“In the beginning God created the heavens and the earth”  Genesis 1:1

I recently started reading “A Commentary on the Torah” by Friedman.  He essentially wrote his own translation, which seems similar to the JPS translation (Jewish Publication Society). I would hope that such a translation would do its best to stay true to the original Hebrew language.  There is some interesting wordplay in his translation that is missed in some of the more popular translations such as the NASB, King James or NKJV.  So far reading this translation and commentary has been quite enlightening, but the very first verse in Genesis might scare some people away.  In reading the first verse of Genesis in Robert Alter (another Jewish commentary) confirms the understanding of the original Hebrew.

Most Christians hold that God made creation ex nihilo, which is latin for  “out of nothing”.  In both Jewish translations however, the original Hebrew scripture is  rendered as “In the beginning of God’s creating the skies and the earth”.  To some this translation may be exactly what they are looking for to disprove a literal six-day creation, or potentially even a step toward proving evolution, but I disagree, even if that was the intent.  I believe it is just saying that God was working with matter that was already there.  Note, even if this is the case, it does not mean that God did not create that very matter previously – of course He did!  
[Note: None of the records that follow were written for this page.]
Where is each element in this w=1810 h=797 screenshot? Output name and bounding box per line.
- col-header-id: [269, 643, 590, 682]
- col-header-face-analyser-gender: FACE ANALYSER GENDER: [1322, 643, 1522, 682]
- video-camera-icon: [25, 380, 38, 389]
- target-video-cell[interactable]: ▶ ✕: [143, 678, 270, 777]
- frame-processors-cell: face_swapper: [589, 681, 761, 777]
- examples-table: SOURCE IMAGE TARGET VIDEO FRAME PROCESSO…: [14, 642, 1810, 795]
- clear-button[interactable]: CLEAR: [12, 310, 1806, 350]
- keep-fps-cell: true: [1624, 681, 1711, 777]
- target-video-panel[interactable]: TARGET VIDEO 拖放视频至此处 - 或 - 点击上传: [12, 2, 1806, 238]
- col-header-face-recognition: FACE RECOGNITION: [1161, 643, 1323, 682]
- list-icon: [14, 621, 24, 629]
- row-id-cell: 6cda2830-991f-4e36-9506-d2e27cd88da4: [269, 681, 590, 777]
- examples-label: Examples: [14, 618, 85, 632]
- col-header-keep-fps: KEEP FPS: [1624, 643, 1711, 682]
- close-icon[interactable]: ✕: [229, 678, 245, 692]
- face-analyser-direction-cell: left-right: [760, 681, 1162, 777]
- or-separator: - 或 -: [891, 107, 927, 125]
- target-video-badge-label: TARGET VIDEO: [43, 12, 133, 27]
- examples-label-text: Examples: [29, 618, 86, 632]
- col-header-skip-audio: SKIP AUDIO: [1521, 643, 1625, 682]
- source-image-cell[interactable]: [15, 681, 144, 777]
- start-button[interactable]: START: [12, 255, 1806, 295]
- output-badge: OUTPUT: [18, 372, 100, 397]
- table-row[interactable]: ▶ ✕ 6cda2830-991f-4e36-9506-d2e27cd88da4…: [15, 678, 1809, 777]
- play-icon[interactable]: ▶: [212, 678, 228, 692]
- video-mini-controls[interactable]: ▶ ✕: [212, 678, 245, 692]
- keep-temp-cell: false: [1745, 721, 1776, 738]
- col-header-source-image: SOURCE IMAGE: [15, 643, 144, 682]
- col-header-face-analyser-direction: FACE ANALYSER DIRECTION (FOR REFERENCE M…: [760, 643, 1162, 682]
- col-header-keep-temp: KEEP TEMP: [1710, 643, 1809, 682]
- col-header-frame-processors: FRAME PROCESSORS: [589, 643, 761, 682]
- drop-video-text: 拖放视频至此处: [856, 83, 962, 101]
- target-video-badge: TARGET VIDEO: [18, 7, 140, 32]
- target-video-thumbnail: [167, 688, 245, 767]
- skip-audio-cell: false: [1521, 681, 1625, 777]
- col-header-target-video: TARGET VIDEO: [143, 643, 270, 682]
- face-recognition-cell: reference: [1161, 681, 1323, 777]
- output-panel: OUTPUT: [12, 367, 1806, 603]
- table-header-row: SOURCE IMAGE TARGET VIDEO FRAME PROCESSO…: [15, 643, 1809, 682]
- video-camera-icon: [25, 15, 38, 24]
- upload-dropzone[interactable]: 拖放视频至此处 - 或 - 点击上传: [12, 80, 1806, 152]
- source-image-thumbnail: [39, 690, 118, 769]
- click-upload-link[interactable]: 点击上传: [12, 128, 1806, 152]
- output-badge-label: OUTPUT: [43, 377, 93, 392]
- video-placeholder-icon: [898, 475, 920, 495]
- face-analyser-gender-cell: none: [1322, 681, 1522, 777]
In other words, if this understanding of the original Hebrew is accurate (that is, the present tense of ‘creating’ rather than ‘created’ like most of our bibles read), then I would simply hold that at some point before the narrative of creating the heavens and the earth began, God created the matter He would work with in the near future.  Then, once our familiar narrative of creation picks up, He begins to use the matter He previously created for that purpose.

Some may take up issue with this, but there is really nothing challenging sound doctrine going on here.  For instance, we know that angels are created beings, but there is no account of the creation of angels during the six-day creation that humans are familiar with.  In other words, Genesis 1 seems to focus largely on ‘our universe’ as we know it (or at the very least, our solar system), but this does not necessarily cover every single thing that God created.  In summation, in the beginning of everything, there was only God, therefore by definition everything He created was ex nihilo (out of nothing).  It is really just a question then of what stage of the overall creation of God our scriptures begin with.